The GEM scientific framework serves as the underlying basis for constructing the global earthquake model, and is organised in three principal integrated modules: seismic hazard, seismic risk and socio-economic impact.

  • The hazard module calculates harmonised probabilities of earthquake occurrence and resulting shaking at any given location.
  • The risk module calculates damage and direct losses resulting from this damage such as fatalities, injuries and cost of repair. Damage due to strong ground shaking is calculated by combining building vulnerability, population vulnerability and exposure. GEM will furthermore develop remote-sensing and crowd-data collection techniques to classify, monitor and regularly update building inventory and thus regional vulnerability.
  • The socio-economic impact module of GEM will provide tools and indices to both estimate and communicate the impact from earthquakes on the economy and society, concentrating in particular on indirect losses. For example, the impact on a company's revenue, on budgets, on poverty. The module will allow for calculations of scenarios which that enable cost/benefit analysis of mitigating actions, such as systematic building strengthening, and facilitate insurance and alternative risk transfer.
Scientific framework GEM

Implementation[edit]

It will take five years to build the first working global earthquake model – including corresponding tools, software and datasets. The work started in 2009 and will be finished at the end of 2013. Construction occurs in various stages that are partly overlapping in time.
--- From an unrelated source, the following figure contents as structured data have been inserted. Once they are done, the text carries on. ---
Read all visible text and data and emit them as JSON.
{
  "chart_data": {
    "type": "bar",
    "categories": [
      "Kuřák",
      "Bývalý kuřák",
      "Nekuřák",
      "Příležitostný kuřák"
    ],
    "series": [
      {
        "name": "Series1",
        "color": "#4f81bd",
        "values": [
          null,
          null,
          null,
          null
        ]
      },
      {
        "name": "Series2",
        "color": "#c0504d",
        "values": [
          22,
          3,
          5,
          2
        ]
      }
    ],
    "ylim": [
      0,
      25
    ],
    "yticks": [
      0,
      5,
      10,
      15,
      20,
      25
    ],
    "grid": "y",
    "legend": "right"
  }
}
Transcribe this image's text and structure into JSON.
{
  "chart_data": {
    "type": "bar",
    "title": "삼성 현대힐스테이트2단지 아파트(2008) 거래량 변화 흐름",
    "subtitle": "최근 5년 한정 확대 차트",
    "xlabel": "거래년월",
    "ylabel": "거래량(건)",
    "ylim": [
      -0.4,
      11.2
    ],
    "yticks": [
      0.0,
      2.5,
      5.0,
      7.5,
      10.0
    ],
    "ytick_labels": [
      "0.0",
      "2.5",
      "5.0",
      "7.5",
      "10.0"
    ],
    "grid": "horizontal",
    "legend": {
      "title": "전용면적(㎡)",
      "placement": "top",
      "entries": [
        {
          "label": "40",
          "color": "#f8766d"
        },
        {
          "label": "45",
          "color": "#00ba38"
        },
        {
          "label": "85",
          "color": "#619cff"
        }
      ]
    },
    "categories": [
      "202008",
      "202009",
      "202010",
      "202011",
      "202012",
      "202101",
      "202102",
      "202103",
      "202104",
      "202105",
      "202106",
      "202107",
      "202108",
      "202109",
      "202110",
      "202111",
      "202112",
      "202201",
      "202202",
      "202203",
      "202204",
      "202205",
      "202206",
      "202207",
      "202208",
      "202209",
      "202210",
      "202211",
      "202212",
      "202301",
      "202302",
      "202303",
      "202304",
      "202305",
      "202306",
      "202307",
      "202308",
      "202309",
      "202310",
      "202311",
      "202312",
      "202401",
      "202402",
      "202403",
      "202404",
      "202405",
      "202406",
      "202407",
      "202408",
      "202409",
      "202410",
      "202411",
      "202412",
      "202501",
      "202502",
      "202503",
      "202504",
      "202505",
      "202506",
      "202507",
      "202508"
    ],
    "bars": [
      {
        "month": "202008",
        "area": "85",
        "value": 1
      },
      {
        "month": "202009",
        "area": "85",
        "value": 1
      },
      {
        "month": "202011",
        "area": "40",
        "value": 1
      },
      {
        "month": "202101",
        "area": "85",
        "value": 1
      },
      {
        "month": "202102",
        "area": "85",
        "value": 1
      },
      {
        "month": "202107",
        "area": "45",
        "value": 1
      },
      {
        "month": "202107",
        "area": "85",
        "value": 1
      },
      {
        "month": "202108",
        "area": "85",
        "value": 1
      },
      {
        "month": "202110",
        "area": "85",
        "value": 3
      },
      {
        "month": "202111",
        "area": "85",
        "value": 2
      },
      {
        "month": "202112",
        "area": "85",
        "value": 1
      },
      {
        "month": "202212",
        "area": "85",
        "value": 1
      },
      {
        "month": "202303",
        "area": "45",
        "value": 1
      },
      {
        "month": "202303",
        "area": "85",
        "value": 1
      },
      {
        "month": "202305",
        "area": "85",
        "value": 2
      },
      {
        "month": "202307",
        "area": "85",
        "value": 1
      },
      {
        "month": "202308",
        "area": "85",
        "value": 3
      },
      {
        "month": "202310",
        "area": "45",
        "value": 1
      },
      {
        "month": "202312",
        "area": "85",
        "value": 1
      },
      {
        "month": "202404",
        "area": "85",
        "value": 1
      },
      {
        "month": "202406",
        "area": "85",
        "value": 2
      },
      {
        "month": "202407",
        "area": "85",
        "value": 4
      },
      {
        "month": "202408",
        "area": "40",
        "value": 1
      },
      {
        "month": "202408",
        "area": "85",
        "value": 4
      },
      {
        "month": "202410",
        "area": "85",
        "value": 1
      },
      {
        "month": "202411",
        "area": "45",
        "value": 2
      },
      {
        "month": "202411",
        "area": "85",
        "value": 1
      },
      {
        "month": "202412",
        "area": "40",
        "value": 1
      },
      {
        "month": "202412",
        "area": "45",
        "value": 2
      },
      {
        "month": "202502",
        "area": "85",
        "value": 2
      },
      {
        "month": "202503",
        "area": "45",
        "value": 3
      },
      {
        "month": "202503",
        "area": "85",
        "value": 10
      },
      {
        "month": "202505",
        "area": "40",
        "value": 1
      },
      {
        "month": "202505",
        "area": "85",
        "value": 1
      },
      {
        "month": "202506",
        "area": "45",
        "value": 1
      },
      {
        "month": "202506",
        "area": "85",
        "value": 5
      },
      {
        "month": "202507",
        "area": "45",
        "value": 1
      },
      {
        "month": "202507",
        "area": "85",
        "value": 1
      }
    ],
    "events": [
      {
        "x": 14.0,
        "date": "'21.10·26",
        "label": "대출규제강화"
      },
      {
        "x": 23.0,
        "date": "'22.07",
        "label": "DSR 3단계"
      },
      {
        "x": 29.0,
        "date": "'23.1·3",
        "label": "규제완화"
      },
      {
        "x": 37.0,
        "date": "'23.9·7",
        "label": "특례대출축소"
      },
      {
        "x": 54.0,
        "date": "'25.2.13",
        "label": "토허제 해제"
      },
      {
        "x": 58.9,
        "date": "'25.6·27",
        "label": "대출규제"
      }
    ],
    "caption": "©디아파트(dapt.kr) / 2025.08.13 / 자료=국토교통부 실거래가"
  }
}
The pilot project GEM1 (January 2009 – March 2010) generates GEM’s first products and initial model building infrastructure, Global components will establish a common set of definitions, strategies, standards, quality criteria and formats for the compilation of databases that serve as an input to the global earthquake model. They are addressed by international consortia that respond to calls for proposals on hazard, risk and socio-economic impact. Global components will provide preliminary data on a global scale, but on a local scale, regional and national programmes will provide more detailed and reliable data. Regional Programmes are projects with targeted funding taking place in various regions of the world; currently in the Middle East and Europe programmes have already started. The data produced on a regional and national scale will be carefully quality-controlled and integrated into the global models. The actual development of the model will occur using a common, web-based platform for dynamic sharing of tools and resources, in order to create software and online tools as end-products. The global earthquake model will be tested and evaluated before its official release; the testing procedure will involve the establishment of scientific experiments that are reproducible, transparent, and set up within a controlled environment.

GEM is however more than the creation and release of this first version of the model. GEM strives for continuous improvement of the model and will ensure that results are disseminated, technology is transferred through training and workshops and that awareness raising activities are deployed in order to contribute to risk reduction worldwide.